Les Ardentes J4, le grand final

Laurent Hoebrechts
Laurent Hoebrechts Journaliste musique

De Stromae à ASAP Rocky, le festival liégeois avait mis les petits plats dans les grands pour clôturer sur son nouveau site une édition 2022 couronnée de succès.

Ce n’est pas tout de lancer un (quasi nouveau) festival. Encore faut-il le terminer. Et pour ça, on peut toujours faire confiance à Paul van Haver. Au moment de boucler son week-end, les Ardentes ont pu ainsi compter sur un Stromae des tout grands jours, le genre à livrer une prestation qui restera gravée dans les annales liégeoises. La parfaite cerise sur un gâteau qui, dimanche, avait carrément des allures de pièce montée. Autant la journée de la veille avait pu en effet laisser sur sa faim (kikou PNL, ces petits filous qui déboulent en retard de trois quarts d’heure, histoire de faire passer en douce une setlist festival qui ne dépasse de toutes façons pas les 50 minutes), autant celle de dimanche a multiplié les coups d’éclat. Et pas seulement sur les scènes principales, d’ailleurs. Du Wallifornia Stadium (l’intensité d’Eesah Yasuke) au chapiteau Hood (le concert choral de Luidji) en passant par le plus petit podium du Konbini Forcing Club (la révélation La Fève, qui marque encore des points), il y avait moyen de contenter toutes les oreilles, même les plus repues par quatre jours de festival.
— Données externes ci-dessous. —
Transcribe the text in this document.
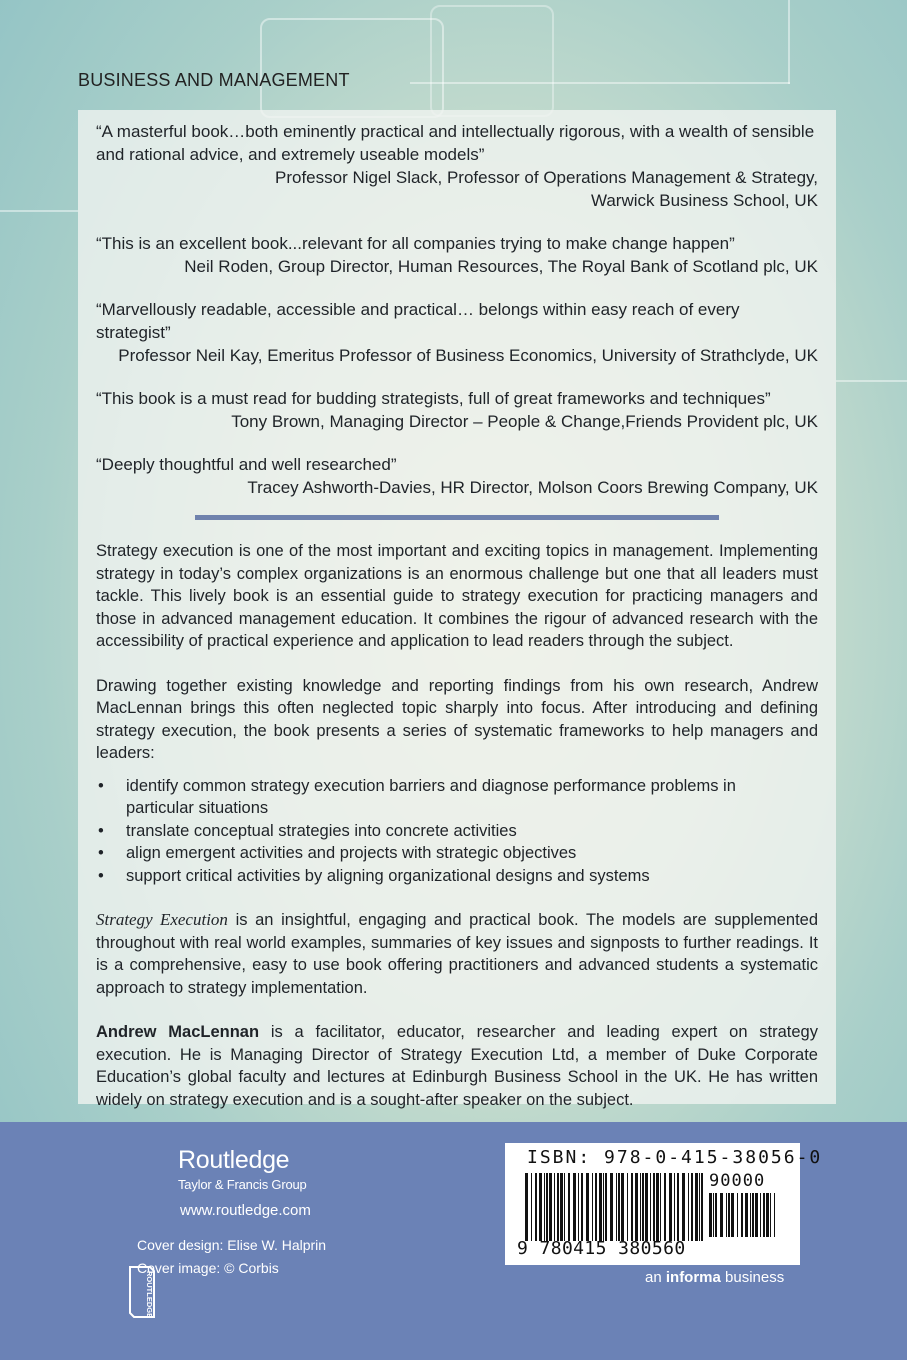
BUSINESS AND MANAGEMENT
“A masterful book…both eminently practical and intellectually rigorous, with a wealth of sensible and rational advice, and extremely useable models”
Professor Nigel Slack, Professor of Operations Management & Strategy,
Warwick Business School, UK
“This is an excellent book...relevant for all companies trying to make change happen”
Neil Roden, Group Director, Human Resources, The Royal Bank of Scotland plc, UK
“Marvellously readable, accessible and practical… belongs within easy reach of every strategist”
Professor Neil Kay, Emeritus Professor of Business Economics, University of Strathclyde, UK
“This book is a must read for budding strategists, full of great frameworks and techniques”
Tony Brown, Managing Director – People & Change,Friends Provident plc, UK
“Deeply thoughtful and well researched”
Tracey Ashworth-Davies, HR Director, Molson Coors Brewing Company, UK

Strategy execution is one of the most important and exciting topics in management. Implementing strategy in today’s complex organizations is an enormous challenge but one that all leaders must tackle. This lively book is an essential guide to strategy execution for practicing managers and those in advanced management education. It combines the rigour of advanced research with the accessibility of practical experience and application to lead readers through the subject.

Drawing together existing knowledge and reporting findings from his own research, Andrew MacLennan brings this often neglected topic sharply into focus. After introducing and defining strategy execution, the book presents a series of systematic frameworks to help managers and leaders:

• identify common strategy execution barriers and diagnose performance problems in particular situations
• translate conceptual strategies into concrete activities
• align emergent activities and projects with strategic objectives
• support critical activities by aligning organizational designs and systems

Strategy Execution is an insightful, engaging and practical book. The models are supplemented throughout with real world examples, summaries of key issues and signposts to further readings. It is a comprehensive, easy to use book offering practitioners and advanced students a systematic approach to strategy implementation.

Andrew MacLennan is a facilitator, educator, researcher and leading expert on strategy execution. He is Managing Director of Strategy Execution Ltd, a member of Duke Corporate Education’s global faculty and lectures at Edinburgh Business School in the UK. He has written widely on strategy execution and is a sought-after speaker on the subject.

ROUTLEDGE
Routledge
Taylor & Francis Group
www.routledge.com
Cover design: Elise W. Halprin
Cover image: © Corbis
ISBN: 978-0-415-38056-0
90000
9 780415 380560
an informa business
Les têtes d’affiche ont tenu leur rang, n’hésitant pas à mouiller le maillot. On pense à Burna Boy par exemple, présent avec un groupe imposant (cuivres, basse, guitare, batterie, percussions, choristes-danseurs, etc). Vendredi dernier, le géant africain sortait son sixième album, Love, Damini, poussant encore plus loin son crossover pop. À Liège pourtant, il a surtout honoré ses racines afrobeat nigérianes, et plus généralement africaines (la reprise de Jerusalema), avec une énergie assez contagieuse. A sa suite, A$AP Rocky n’a pas davantage ménagé ses efforts. Déboulant en cagoule et hoodie siglé Balenciaga, il est seul sur scène. Heureusement, le rappeur fashion montre vite qu’il n’est pas seulement là pour agiter ses bagouzes en or, et se retrousse directement les manches.

A$AP Rocky

Juste avant, sur fond de bruits de chantiers, des ouvriers se sont d’ailleurs activés pour dresser un mannequin géant, le genre à être utilisée pour des crash-test. De fait, le set du mari de Rihanna a des allures de dérapage plus ou moins contrôlé, où la liste des morceaux semble se décider quasi en direct. Un hommage à feu ASAP Yams entre deux bangers ? OK. Des extraits vidéos de violences policières aux Etats-Unis sur Wild For The Night, sa collaboration avec Skrillex et Birdy Nam Nam ? D’accord. Après tout, en vrai homme d’images, ASAP Rocky est un habitué de ce genres de « collisions ». Quitte à ce que l’exercice devienne brouillon. Mais avec au moins trois consignes claires. Elles sont données en début de concert : amusez-vous, prenez soin de vous et des autres – pendant de longues minutes, le rappeur jettera quasi une palette entière de bouteilles d’eau aux quatre coins du public -, et pour le reste, tout pour le moshpit ! Alors que les soutiens-gorge pleuvent sur scène, le rappeur s’agite, hurle comme un beau diable, excite les premiers rangs, finit même par descendre de scène pour traverser la foule et rejoindre la tour de mixage, qu’il finit par escalader. Sans queue, ni tête, mais avec une vista imparable.

Restait donc ensuite à Orelsan et Stromae à terminer en beauté. Désormais idole des familles, le premier a le show qu’il faut pour les festivals XL de l’été, efficace, sans jamais perdre de sa proximité, ni abandonner complètement ses côtés plus anguleux (L’odeur de l’essence). Avec ce petit plus, d’avoir ramené Stromae sur scène pour La pluie. Quelques minutes plus tard, les deux inverseront d’ailleurs les rôles, le Français rejoignant le Belge sur la grande scène.

Orelsan

On ne va pas redire tout le bien que l’on pense du show de Stromae. Sinon qu’il gagne toujours plus en fluidité et en émotion – il faut voir et entendre 50 000 personnes danser et chanter en chœur des morceaux désormais ancrés dans l’inconscient collectif. Plus encore qu’à Werchter, le maestro avait l’air à l’aise, heureux d’être là, profitant réellement du moment. En toute fin, dans une liste de remerciements toujours très longue, il n’oubliera pas non plus d’avoir une pensée pour Gilbert Lederman, directeur artistique important de la scène musicale belge, récemment disparu. La classe, toujours.